Sam Ash, the iconic family-owned music store chain that attracted everyone from rock stars to wannabe guitar heroes, has announced it will be closing all of its stores after 100 years in business.
Derek Ash, great-grandson of founders Sam and Rose Ash, said the company has struggled to attract customers to its 42 brick-and-mortar stores nationwide, including three in New York City. Ta.
“It’s very difficult to maintain a store with this much selection because there are so many choices,” said Derek Ash, the company’s chief marketing officer. told the New York Timesfirst reported the closure.
“A lot of that is due to the shift to online shopping.”
The Post has reached out to Derek Ash for comment.
Sam Ash, a professional musician born Sam Ashkinase, opened his first store in Brownsville, Brooklyn in 1924 after immigrating to the United States from Austria.
His wife pawned her engagement ring for $400 as a down payment on what would be her first store. According to the company’s website.

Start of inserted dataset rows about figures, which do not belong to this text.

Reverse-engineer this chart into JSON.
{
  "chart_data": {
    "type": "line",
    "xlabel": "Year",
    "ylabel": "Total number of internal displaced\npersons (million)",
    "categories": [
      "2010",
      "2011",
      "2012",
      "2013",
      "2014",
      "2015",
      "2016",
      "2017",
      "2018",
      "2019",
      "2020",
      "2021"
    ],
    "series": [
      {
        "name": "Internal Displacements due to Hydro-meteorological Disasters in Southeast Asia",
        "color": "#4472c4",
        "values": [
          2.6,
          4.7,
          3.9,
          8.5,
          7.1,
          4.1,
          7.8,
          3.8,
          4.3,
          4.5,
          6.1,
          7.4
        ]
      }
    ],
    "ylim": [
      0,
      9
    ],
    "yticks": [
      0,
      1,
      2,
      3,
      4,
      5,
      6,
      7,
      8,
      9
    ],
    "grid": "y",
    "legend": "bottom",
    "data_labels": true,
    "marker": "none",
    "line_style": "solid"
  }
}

At the time, the store sold wind-up phonographs, as well as limited sheet music and some violins.
Quickly gaining a following, Sam Ash expanded to Long Island and Manhattan, and other outposts popped up across the country over the next few decades.
Luis Infantas, who worked as a manager at Sam Ash on 34th Street, told the Times that he had sold instruments to the likes of Stevie Wonder and the late “Sopranos” actor James Gandolfini.
Music fans mourned the loss of the facility.
“I would trade all 100 million songs from that pathetic AI to keep Sam Ashe’s job,” author Ted Gioia wrote on his X account.
Indie singer Kate Stanton writes that she bought her first microphone at a Sam Ash store in Cincinnati.
“I walked in with a million questions and left feeling like a ‘real’ singer,” she wrote to X, adding, “It was heartbreaking.”
The company currently operates stores in New York, New Jersey, Connecticut, Florida, North Carolina, Tennessee, Texas, California, Pennsylvania, Ohio, and Nevada.
Some stores are expected to close by the end of this month, and the rest by the end of July.
Sam Ash’s famous flagship store on West 48th Street closed in 2012.
At one point, there were about 30 music stores and music-related businesses on West 48th Street between Sixth and Seventh Avenues.
Sam Ash himself owned six stores there.
By 1990, Sam Ash boasted eight stores in the New York metropolitan area alone, and later expanded across the country.